Dog pregnancy stages are subtle at first. When a female dog becomes pregnant, you may not notice any symptoms until the fourth or fifth week. Look for signs such as swollen nipples. If the bitch is going to have a large litter, you may notice weight gain, but generally, you will not notice weight gain until later in the pregnancy.
Even from early on in the pregnancy, you may notice that she is hungrier and drinks more water. By the end of the pregnancy, she will eat almost double what she normally eats. Make sure there is plenty of water, and feed her multiple times per day, allowing her to eat what she wants.
Stages Of Labor
Once the bitch goes into labor, there are three additional stages in the pregnancy. In stage one, she might be restless and/or nervous. She may also go off her food and try to hide. Stage one generally lasts from 6 to 24 hours. She should be lightly exercised during this time and allowed to urinate and move her bowels.
The contractions do not begin until stage two. Once contractions begin, depending on the dog, you may see a small green sac of fluid protruding from the vulva. Once you see the green sac (if it appears), a puppy will soon follow.

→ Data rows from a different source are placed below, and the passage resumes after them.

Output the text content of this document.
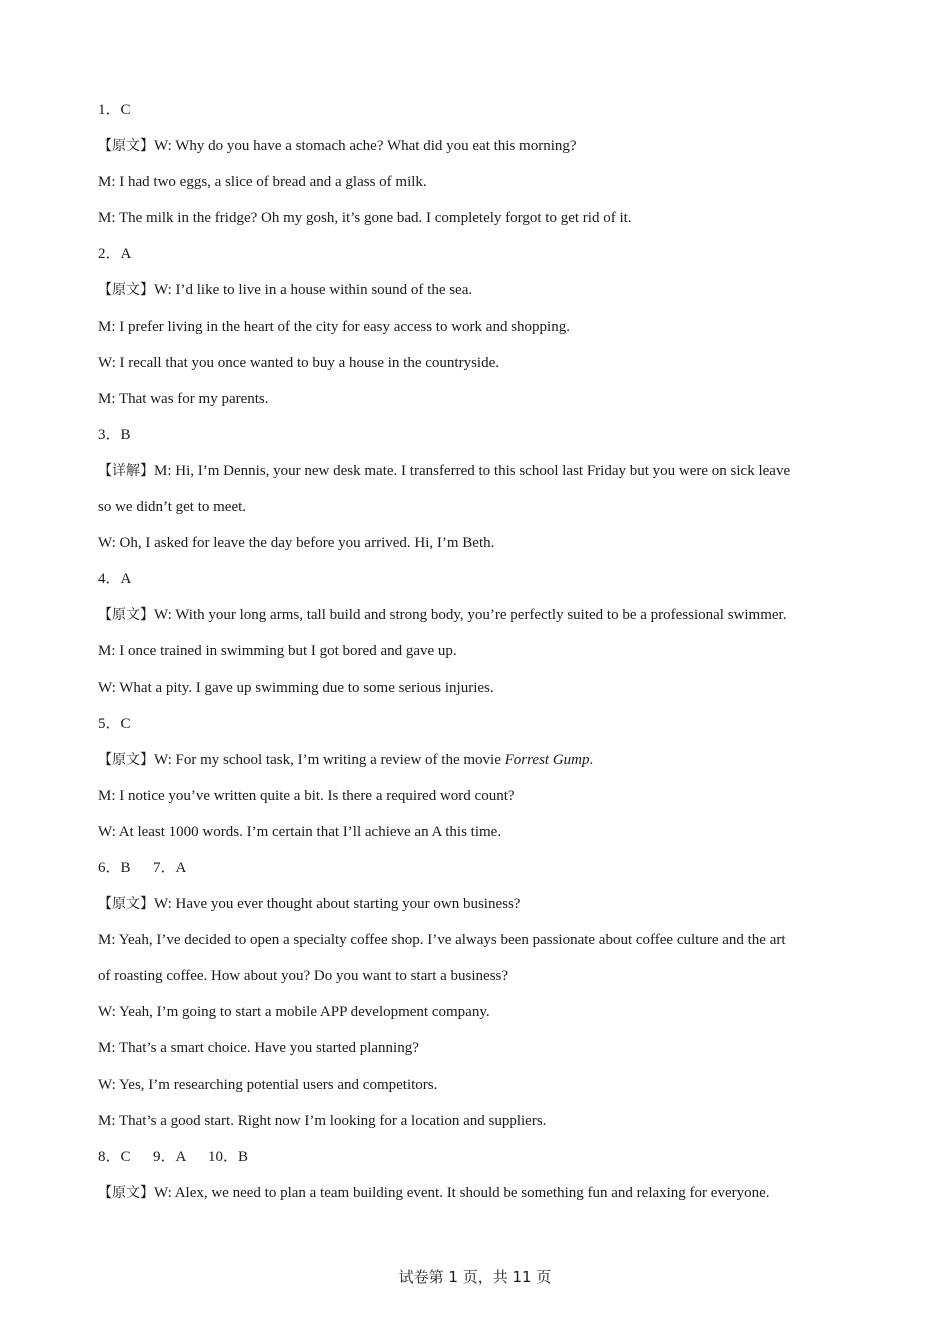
1．C
【原文】W: Why do you have a stomach ache? What did you eat this morning?
M: I had two eggs, a slice of bread and a glass of milk.
M: The milk in the fridge? Oh my gosh, it’s gone bad. I completely forgot to get rid of it.
2．A
【原文】W: I’d like to live in a house within sound of the sea.
M: I prefer living in the heart of the city for easy access to work and shopping.
W: I recall that you once wanted to buy a house in the countryside.
M: That was for my parents.
3．B
【详解】M: Hi, I’m Dennis, your new desk mate. I transferred to this school last Friday but you were on sick leave
so we didn’t get to meet.
W: Oh, I asked for leave the day before you arrived. Hi, I’m Beth.
4．A
【原文】W: With your long arms, tall build and strong body, you’re perfectly suited to be a professional swimmer.
M: I once trained in swimming but I got bored and gave up.
W: What a pity. I gave up swimming due to some serious injuries.
5．C
【原文】W: For my school task, I’m writing a review of the movie Forrest Gump.
M: I notice you’ve written quite a bit. Is there a required word count?
W: At least 1000 words. I’m certain that I’ll achieve an A this time.
6．B      7．A
【原文】W: Have you ever thought about starting your own business?
M: Yeah, I’ve decided to open a specialty coffee shop. I’ve always been passionate about coffee culture and the art
of roasting coffee. How about you? Do you want to start a business?
W: Yeah, I’m going to start a mobile APP development company.
M: That’s a smart choice. Have you started planning?
W: Yes, I’m researching potential users and competitors.
M: That’s a good start. Right now I’m looking for a location and suppliers.
8．C      9．A      10．B
【原文】W: Alex, we need to plan a team building event. It should be something fun and relaxing for everyone.
试卷第 1 页，共 11 页
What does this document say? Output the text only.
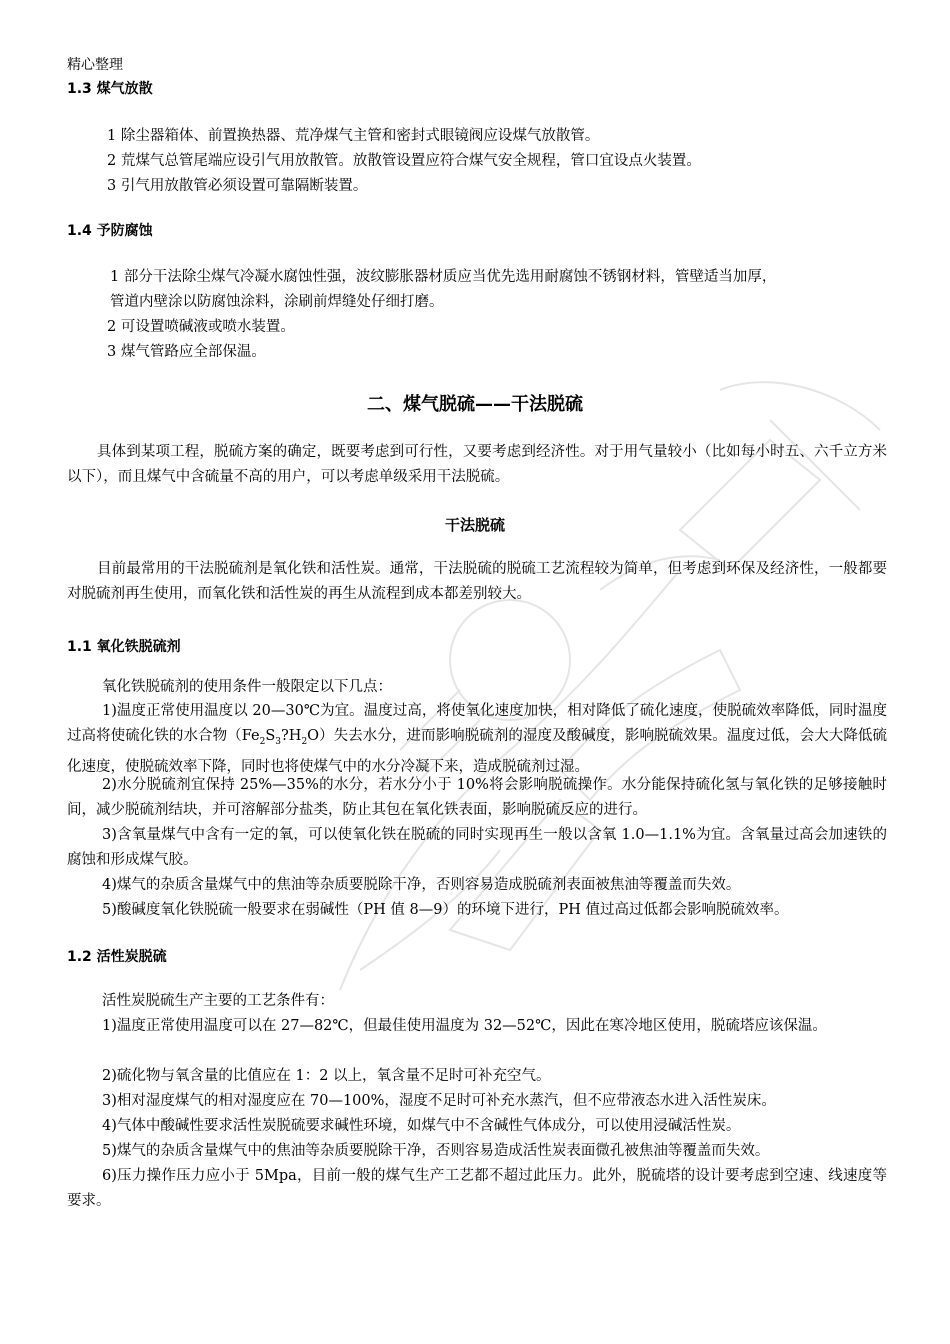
精心整理
1.3 煤气放散
1 除尘器箱体、前置换热器、荒净煤气主管和密封式眼镜阀应设煤气放散管。
2 荒煤气总管尾端应设引气用放散管。放散管设置应符合煤气安全规程，管口宜设点火装置。
3 引气用放散管必须设置可靠隔断装置。
1.4 予防腐蚀
1 部分干法除尘煤气冷凝水腐蚀性强，波纹膨胀器材质应当优先选用耐腐蚀不锈钢材料，管壁适当加厚，
管道内壁涂以防腐蚀涂料，涂刷前焊缝处仔细打磨。
2 可设置喷碱液或喷水装置。
3 煤气管路应全部保温。
二、煤气脱硫——干法脱硫
具体到某项工程，脱硫方案的确定，既要考虑到可行性，又要考虑到经济性。对于用气量较小（比如每小时五、六千立方米以下），而且煤气中含硫量不高的用户，可以考虑单级采用干法脱硫。
干法脱硫
目前最常用的干法脱硫剂是氧化铁和活性炭。通常，干法脱硫的脱硫工艺流程较为简单，但考虑到环保及经济性，一般都要对脱硫剂再生使用，而氧化铁和活性炭的再生从流程到成本都差别较大。
1.1 氧化铁脱硫剂
氧化铁脱硫剂的使用条件一般限定以下几点：
1)温度正常使用温度以 20—30℃为宜。温度过高，将使氧化速度加快，相对降低了硫化速度，使脱硫效率降低，同时温度过高将使硫化铁的水合物$(Fe_2S_3?H_2O)$失去水分，进而影响脱硫剂的湿度及酸碱度，影响脱硫效果。温度过低，会大大降低硫化速度，使脱硫效率下降，同时也将使煤气中的水分冷凝下来，造成脱硫剂过湿。
2)水分脱硫剂宜保持 25%—35%的水分，若水分小于 10%将会影响脱硫操作。水分能保持硫化氢与氧化铁的足够接触时间，减少脱硫剂结块，并可溶解部分盐类，防止其包在氧化铁表面，影响脱硫反应的进行。
3)含氧量煤气中含有一定的氧，可以使氧化铁在脱硫的同时实现再生一般以含氧 1.0—1.1%为宜。含氧量过高会加速铁的腐蚀和形成煤气胶。
4)煤气的杂质含量煤气中的焦油等杂质要脱除干净，否则容易造成脱硫剂表面被焦油等覆盖而失效。
5)酸碱度氧化铁脱硫一般要求在弱碱性（PH 值 8—9）的环境下进行，PH 值过高过低都会影响脱硫效率。
1.2 活性炭脱硫
活性炭脱硫生产主要的工艺条件有：
1)温度正常使用温度可以在 27—82℃，但最佳使用温度为 32—52℃，因此在寒冷地区使用，脱硫塔应该保温。
2)硫化物与氧含量的比值应在 1：2 以上，氧含量不足时可补充空气。
3)相对湿度煤气的相对湿度应在 70—100%，湿度不足时可补充水蒸汽，但不应带液态水进入活性炭床。
4)气体中酸碱性要求活性炭脱硫要求碱性环境，如煤气中不含碱性气体成分，可以使用浸碱活性炭。
5)煤气的杂质含量煤气中的焦油等杂质要脱除干净，否则容易造成活性炭表面微孔被焦油等覆盖而失效。
6)压力操作压力应小于 5Mpa，目前一般的煤气生产工艺都不超过此压力。此外，脱硫塔的设计要考虑到空速、线速度等要求。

The third stage is the when the bitch rests. After each pup is born, the bitch will rest. She will have mild contractions and deliver the afterbirth in this stage. This third stage lasts-on average-from a little as 10 minutes to as long as a few hours. Some bitches may even deliver some pups within seconds of each other, and then it might be hours before the next pup is delivered. Stages two and three are repeated for each pup.
If the bitch gets to a point where it is more than 15 or 20 minutes after the third or fourth pup, you should take her outside to allow her to urinate and move her bowels, if needed. Always follow her, in the event that she delivers a pup outside.
Toward The End Of The Labor
After you think the last pup has been delivered, keep an eye on the bitch for a few hours, in case there is one more pup taking its time to make its appearance, and schedule a checkup with your veterinarian. Check if your dog health insurance covers these visits, as pet insurance often does not cover pregnancies.